Anak Muda Pulau Bacan Dorong Literasi, Konservasi dan Ekonomi
- account_circle
- calendar_month Ming, 5 Okt 2025
- visibility 140
Bentuk Komunitas, Kampanye Lindungi Satwa, Buat Perdes dan Kelompok Tani
Suasana di kawasan zero point pusat Kota Labuha Halmahera Selatan terlihat sibuk. Jumat (11/7/2025) siang itu sejumlah anak muda tengah menyiapkan acara pendukung kegiatan Merayakan Hari Keragaman Burung Indonesia (MKBI) yang dilaksanakan LSM Burung Indonesia. Kegiatan ini adalah bagian dari Festival Konservasi Satwa Liar Maluku Utara yang digelar, bersama sejumlah komunitas yang berfokus pada isyu konservasi dan perlindungan alam.
Ini adalah adalah upaya meningkatkan kesadaran akan kekayaan jenis burung di Indonesia serta pentingnya pelestarian habitatnya. Ada beberapa kegiatan yang dilaksanakan. Mulai dari pameran foto keanekaragaman hayati burung Maluku Utara, pameran organisasi pemerhati lingkungan, pekan kreasi mewarnai kehati untuk anak, cerdas cermat konservasi satwa liar untuk SMA dan bebarapa agenda lain.

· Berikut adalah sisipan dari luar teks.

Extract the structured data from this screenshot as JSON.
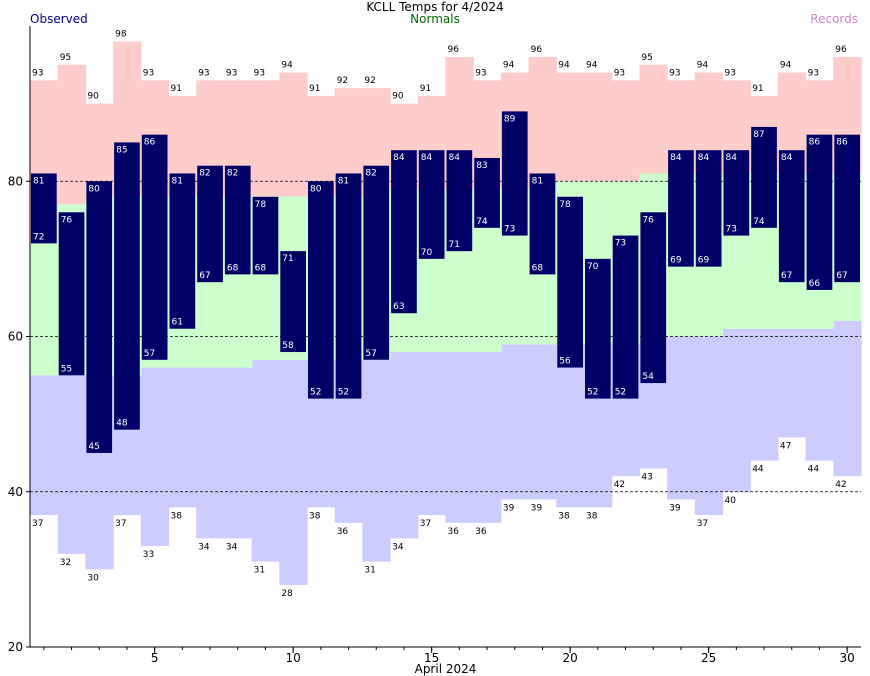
{
  "chart_data": {
    "type": "bar",
    "title": "KCLL Temps for 4/2024",
    "xlabel": "April 2024",
    "legend": {
      "observed": "Observed",
      "normals": "Normals",
      "records": "Records",
      "placement": "top"
    },
    "colors": {
      "observed": "#000066",
      "observed_legend": "#000080",
      "normals_fill": "#ccffcc",
      "normals_legend": "#006600",
      "record_high_fill": "#ffcccc",
      "record_low_fill": "#ccccff",
      "records_legend": "#cc88cc",
      "grid": "#000000"
    },
    "x_range": [
      0.5,
      30.5
    ],
    "y_range": [
      20,
      100
    ],
    "x_ticks": [
      5,
      10,
      15,
      20,
      25,
      30
    ],
    "y_ticks": [
      20,
      40,
      60,
      80
    ],
    "grid_lines_y": [
      40,
      60,
      80
    ],
    "days": [
      1,
      2,
      3,
      4,
      5,
      6,
      7,
      8,
      9,
      10,
      11,
      12,
      13,
      14,
      15,
      16,
      17,
      18,
      19,
      20,
      21,
      22,
      23,
      24,
      25,
      26,
      27,
      28,
      29,
      30
    ],
    "observed_high": [
      81,
      76,
      80,
      85,
      86,
      81,
      82,
      82,
      78,
      71,
      80,
      81,
      82,
      84,
      84,
      84,
      83,
      89,
      81,
      78,
      70,
      73,
      76,
      84,
      84,
      84,
      87,
      84,
      86,
      86
    ],
    "observed_low": [
      72,
      55,
      45,
      48,
      57,
      61,
      67,
      68,
      68,
      58,
      52,
      52,
      57,
      63,
      70,
      71,
      74,
      73,
      68,
      56,
      52,
      52,
      54,
      69,
      69,
      73,
      74,
      67,
      66,
      67
    ],
    "record_high": [
      93,
      95,
      90,
      98,
      93,
      91,
      93,
      93,
      93,
      94,
      91,
      92,
      92,
      90,
      91,
      96,
      93,
      94,
      96,
      94,
      94,
      93,
      95,
      93,
      94,
      93,
      91,
      94,
      93,
      96
    ],
    "record_low": [
      37,
      32,
      30,
      37,
      33,
      38,
      34,
      34,
      31,
      28,
      38,
      36,
      31,
      34,
      37,
      36,
      36,
      39,
      39,
      38,
      38,
      42,
      43,
      39,
      37,
      40,
      44,
      47,
      44,
      42
    ],
    "normal_high": [
      72,
      77,
      78,
      78,
      78,
      78,
      78,
      78,
      78,
      78,
      78,
      78,
      78,
      79,
      79,
      79,
      79,
      79,
      79,
      80,
      80,
      80,
      81,
      81,
      81,
      81,
      81,
      81,
      81,
      81
    ],
    "normal_low": [
      55,
      55,
      55,
      55,
      56,
      56,
      56,
      56,
      57,
      57,
      57,
      57,
      57,
      58,
      58,
      58,
      58,
      59,
      59,
      59,
      59,
      59,
      60,
      60,
      60,
      61,
      61,
      61,
      61,
      62
    ]
  }
}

“Tujuannya memperkenalkan dan meningkatkan kesadaran masyarakat akan kekayaan jenis burung di Indonesia. Selain itu mempromosikan konservasi yakni menyampaikan pesan penting pelestarian burung dan habitatnya. Termasuk menumbuhkan rasa cinta dan apresiasi terhadap burung dan lingkungan,” kata Beny Aladin Koordinator LSM Burung Wilayah Maluku.

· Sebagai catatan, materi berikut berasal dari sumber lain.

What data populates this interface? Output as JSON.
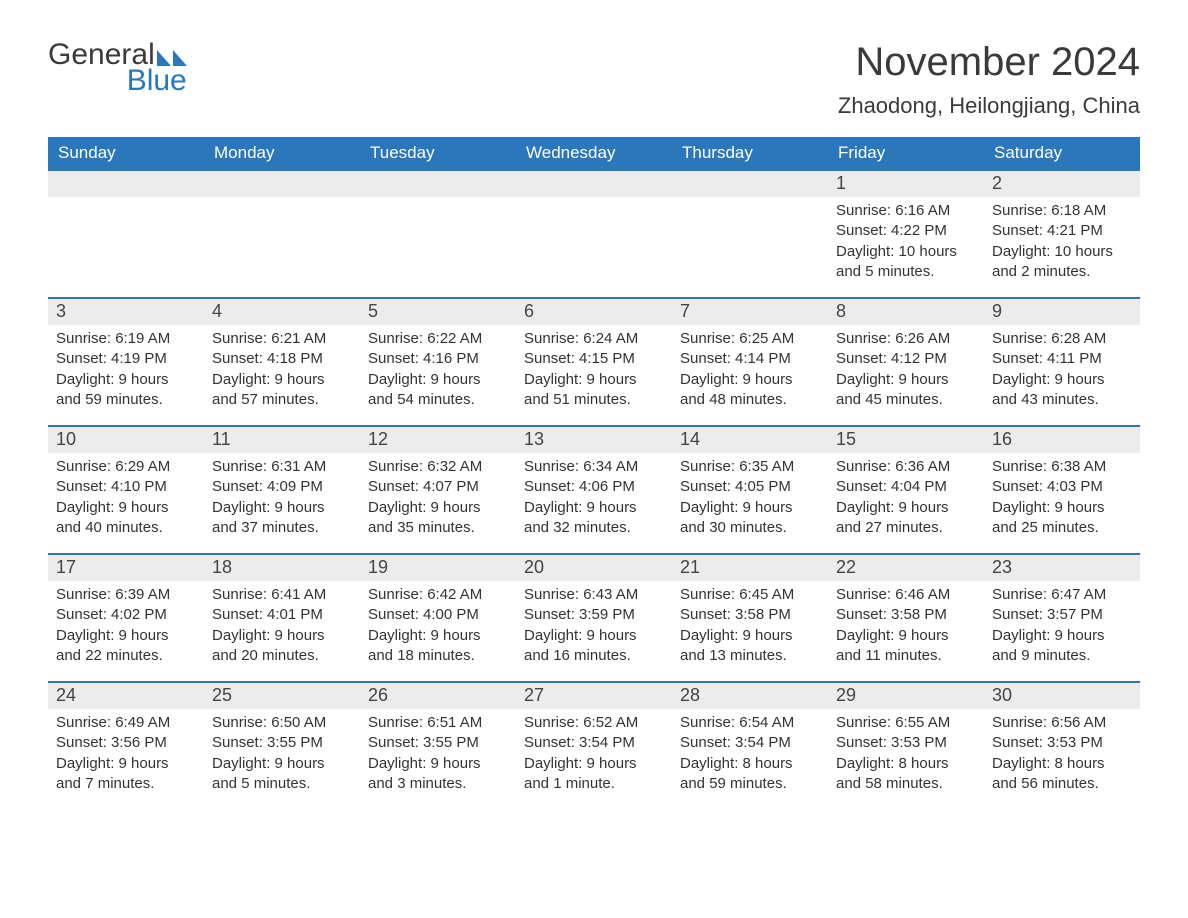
{
  "logo": {
    "text1": "General",
    "text2": "Blue",
    "icon_color": "#2a77bb"
  },
  "title": "November 2024",
  "location": "Zhaodong, Heilongjiang, China",
  "colors": {
    "header_bg": "#2a77bb",
    "header_text": "#ffffff",
    "daynum_bg": "#ececec",
    "rule": "#2a77bb",
    "body_text": "#333333",
    "title_text": "#3a3a3a"
  },
  "day_names": [
    "Sunday",
    "Monday",
    "Tuesday",
    "Wednesday",
    "Thursday",
    "Friday",
    "Saturday"
  ],
  "weeks": [
    [
      null,
      null,
      null,
      null,
      null,
      {
        "n": "1",
        "sunrise": "Sunrise: 6:16 AM",
        "sunset": "Sunset: 4:22 PM",
        "daylight": "Daylight: 10 hours and 5 minutes."
      },
      {
        "n": "2",
        "sunrise": "Sunrise: 6:18 AM",
        "sunset": "Sunset: 4:21 PM",
        "daylight": "Daylight: 10 hours and 2 minutes."
      }
    ],
    [
      {
        "n": "3",
        "sunrise": "Sunrise: 6:19 AM",
        "sunset": "Sunset: 4:19 PM",
        "daylight": "Daylight: 9 hours and 59 minutes."
      },
      {
        "n": "4",
        "sunrise": "Sunrise: 6:21 AM",
        "sunset": "Sunset: 4:18 PM",
        "daylight": "Daylight: 9 hours and 57 minutes."
      },
      {
        "n": "5",
        "sunrise": "Sunrise: 6:22 AM",
        "sunset": "Sunset: 4:16 PM",
        "daylight": "Daylight: 9 hours and 54 minutes."
      },
      {
        "n": "6",
        "sunrise": "Sunrise: 6:24 AM",
        "sunset": "Sunset: 4:15 PM",
        "daylight": "Daylight: 9 hours and 51 minutes."
      },
      {
        "n": "7",
        "sunrise": "Sunrise: 6:25 AM",
        "sunset": "Sunset: 4:14 PM",
        "daylight": "Daylight: 9 hours and 48 minutes."
      },
      {
        "n": "8",
        "sunrise": "Sunrise: 6:26 AM",
        "sunset": "Sunset: 4:12 PM",
        "daylight": "Daylight: 9 hours and 45 minutes."
      },
      {
        "n": "9",
        "sunrise": "Sunrise: 6:28 AM",
        "sunset": "Sunset: 4:11 PM",
        "daylight": "Daylight: 9 hours and 43 minutes."
      }
    ],
    [
      {
        "n": "10",
        "sunrise": "Sunrise: 6:29 AM",
        "sunset": "Sunset: 4:10 PM",
        "daylight": "Daylight: 9 hours and 40 minutes."
      },
      {
        "n": "11",
        "sunrise": "Sunrise: 6:31 AM",
        "sunset": "Sunset: 4:09 PM",
        "daylight": "Daylight: 9 hours and 37 minutes."
      },
      {
        "n": "12",
        "sunrise": "Sunrise: 6:32 AM",
        "sunset": "Sunset: 4:07 PM",
        "daylight": "Daylight: 9 hours and 35 minutes."
      },
      {
        "n": "13",
        "sunrise": "Sunrise: 6:34 AM",
        "sunset": "Sunset: 4:06 PM",
        "daylight": "Daylight: 9 hours and 32 minutes."
      },
      {
        "n": "14",
        "sunrise": "Sunrise: 6:35 AM",
        "sunset": "Sunset: 4:05 PM",
        "daylight": "Daylight: 9 hours and 30 minutes."
      },
      {
        "n": "15",
        "sunrise": "Sunrise: 6:36 AM",
        "sunset": "Sunset: 4:04 PM",
        "daylight": "Daylight: 9 hours and 27 minutes."
      },
      {
        "n": "16",
        "sunrise": "Sunrise: 6:38 AM",
        "sunset": "Sunset: 4:03 PM",
        "daylight": "Daylight: 9 hours and 25 minutes."
      }
    ],
    [
      {
        "n": "17",
        "sunrise": "Sunrise: 6:39 AM",
        "sunset": "Sunset: 4:02 PM",
        "daylight": "Daylight: 9 hours and 22 minutes."
      },
      {
        "n": "18",
        "sunrise": "Sunrise: 6:41 AM",
        "sunset": "Sunset: 4:01 PM",
        "daylight": "Daylight: 9 hours and 20 minutes."
      },
      {
        "n": "19",
        "sunrise": "Sunrise: 6:42 AM",
        "sunset": "Sunset: 4:00 PM",
        "daylight": "Daylight: 9 hours and 18 minutes."
      },
      {
        "n": "20",
        "sunrise": "Sunrise: 6:43 AM",
        "sunset": "Sunset: 3:59 PM",
        "daylight": "Daylight: 9 hours and 16 minutes."
      },
      {
        "n": "21",
        "sunrise": "Sunrise: 6:45 AM",
        "sunset": "Sunset: 3:58 PM",
        "daylight": "Daylight: 9 hours and 13 minutes."
      },
      {
        "n": "22",
        "sunrise": "Sunrise: 6:46 AM",
        "sunset": "Sunset: 3:58 PM",
        "daylight": "Daylight: 9 hours and 11 minutes."
      },
      {
        "n": "23",
        "sunrise": "Sunrise: 6:47 AM",
        "sunset": "Sunset: 3:57 PM",
        "daylight": "Daylight: 9 hours and 9 minutes."
      }
    ],
    [
      {
        "n": "24",
        "sunrise": "Sunrise: 6:49 AM",
        "sunset": "Sunset: 3:56 PM",
        "daylight": "Daylight: 9 hours and 7 minutes."
      },
      {
        "n": "25",
        "sunrise": "Sunrise: 6:50 AM",
        "sunset": "Sunset: 3:55 PM",
        "daylight": "Daylight: 9 hours and 5 minutes."
      },
      {
        "n": "26",
        "sunrise": "Sunrise: 6:51 AM",
        "sunset": "Sunset: 3:55 PM",
        "daylight": "Daylight: 9 hours and 3 minutes."
      },
      {
        "n": "27",
        "sunrise": "Sunrise: 6:52 AM",
        "sunset": "Sunset: 3:54 PM",
        "daylight": "Daylight: 9 hours and 1 minute."
      },
      {
        "n": "28",
        "sunrise": "Sunrise: 6:54 AM",
        "sunset": "Sunset: 3:54 PM",
        "daylight": "Daylight: 8 hours and 59 minutes."
      },
      {
        "n": "29",
        "sunrise": "Sunrise: 6:55 AM",
        "sunset": "Sunset: 3:53 PM",
        "daylight": "Daylight: 8 hours and 58 minutes."
      },
      {
        "n": "30",
        "sunrise": "Sunrise: 6:56 AM",
        "sunset": "Sunset: 3:53 PM",
        "daylight": "Daylight: 8 hours and 56 minutes."
      }
    ]
  ]
}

Dalam pelibatan komunitas, ada Komunitas Pelestarian Satwa Sibela (Kompas), yang membantu kegiatan tersebut. Kompas ini sebenarnya telah bekerja mendorong upaya penyelamatan satwa liar terutama paruh bengkok di wilayah Kawasan Cagar Alam Gunung Sibela Pulau Bacan Halmahera Selatan.

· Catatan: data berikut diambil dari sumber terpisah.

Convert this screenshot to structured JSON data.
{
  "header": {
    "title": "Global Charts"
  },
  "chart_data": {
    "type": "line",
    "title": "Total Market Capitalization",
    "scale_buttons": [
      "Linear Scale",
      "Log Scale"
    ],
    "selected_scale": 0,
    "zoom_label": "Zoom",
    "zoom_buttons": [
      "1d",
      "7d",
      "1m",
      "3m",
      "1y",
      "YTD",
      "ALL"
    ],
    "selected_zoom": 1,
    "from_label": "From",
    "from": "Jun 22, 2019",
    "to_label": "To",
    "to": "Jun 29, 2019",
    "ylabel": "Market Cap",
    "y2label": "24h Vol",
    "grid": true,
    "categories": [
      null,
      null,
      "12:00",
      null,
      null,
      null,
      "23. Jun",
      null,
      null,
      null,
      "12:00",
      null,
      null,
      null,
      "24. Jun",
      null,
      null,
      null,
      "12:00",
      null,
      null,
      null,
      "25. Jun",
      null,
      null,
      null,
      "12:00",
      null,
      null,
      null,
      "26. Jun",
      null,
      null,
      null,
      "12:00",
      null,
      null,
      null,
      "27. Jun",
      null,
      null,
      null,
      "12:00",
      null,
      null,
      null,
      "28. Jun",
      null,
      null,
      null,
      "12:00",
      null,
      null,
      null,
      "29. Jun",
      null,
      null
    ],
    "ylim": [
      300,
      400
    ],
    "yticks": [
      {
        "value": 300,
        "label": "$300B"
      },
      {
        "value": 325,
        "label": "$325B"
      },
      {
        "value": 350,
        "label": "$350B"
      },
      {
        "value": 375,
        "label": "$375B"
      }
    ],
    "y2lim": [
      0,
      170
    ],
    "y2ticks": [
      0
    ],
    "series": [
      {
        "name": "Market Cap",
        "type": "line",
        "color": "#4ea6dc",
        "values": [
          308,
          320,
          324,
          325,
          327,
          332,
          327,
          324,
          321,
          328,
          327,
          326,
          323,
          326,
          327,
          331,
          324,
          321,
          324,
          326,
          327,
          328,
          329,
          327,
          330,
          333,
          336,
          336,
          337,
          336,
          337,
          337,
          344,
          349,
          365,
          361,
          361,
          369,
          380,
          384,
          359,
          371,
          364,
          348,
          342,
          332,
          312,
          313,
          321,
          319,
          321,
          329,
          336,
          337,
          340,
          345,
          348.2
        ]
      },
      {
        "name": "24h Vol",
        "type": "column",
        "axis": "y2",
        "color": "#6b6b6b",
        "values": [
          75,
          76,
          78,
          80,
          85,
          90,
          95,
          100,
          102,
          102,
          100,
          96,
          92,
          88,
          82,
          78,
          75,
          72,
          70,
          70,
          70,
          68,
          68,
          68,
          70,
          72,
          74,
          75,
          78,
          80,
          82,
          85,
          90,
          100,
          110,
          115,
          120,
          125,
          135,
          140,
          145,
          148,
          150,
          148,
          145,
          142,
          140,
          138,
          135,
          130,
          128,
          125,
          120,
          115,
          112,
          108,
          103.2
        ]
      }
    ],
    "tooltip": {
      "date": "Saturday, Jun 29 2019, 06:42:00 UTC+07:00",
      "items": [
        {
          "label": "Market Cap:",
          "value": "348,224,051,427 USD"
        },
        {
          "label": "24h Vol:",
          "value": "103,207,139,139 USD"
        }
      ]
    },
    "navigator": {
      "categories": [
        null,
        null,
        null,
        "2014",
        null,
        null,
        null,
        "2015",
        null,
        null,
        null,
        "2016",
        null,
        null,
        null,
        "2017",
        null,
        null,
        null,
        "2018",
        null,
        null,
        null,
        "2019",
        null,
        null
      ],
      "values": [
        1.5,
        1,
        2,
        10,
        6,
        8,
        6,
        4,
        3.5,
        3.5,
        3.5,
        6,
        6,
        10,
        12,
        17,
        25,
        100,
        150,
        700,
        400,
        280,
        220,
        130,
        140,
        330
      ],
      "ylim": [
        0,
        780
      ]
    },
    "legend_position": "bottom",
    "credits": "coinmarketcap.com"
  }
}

Ketua Kompas Dela Safita Subarno (24) bercerita, upaya yang telah mereka lakukan untuk penyelamatan satwa liar dan habitatnya sudah 6 tahun ini. Gadis asal Desa Gandasuli Pulau Bacan Halmahera itu bilang, Kompas merupakan komunitas anak muda di ibukota Kabupaten Halmahera Selatan yang berdiri sejak 2019 lalu. Bergerak di bidang konservasi yang awalnya diinisasi anak -anak muda Desa Gandasuli Kecamatan Bacan Selatan Kabupaten Halmahera Selatan. Tentu katanya ada peran Burung Indonesia.
“Pendirian awal komunitas ini adalah dari anak-anak muda desa Gandusuli. Namun kini setelah 6 tahun beraktivitas anggota komunitas datang dari berbagai desa ikut bergabung. Komunitas ini awal pendiriannya hanya 7 orang. Saat ini sudah di atas 30 anggota bergerak jika ada kampanye maupun aksi aksi lainnya,” cerita Dela.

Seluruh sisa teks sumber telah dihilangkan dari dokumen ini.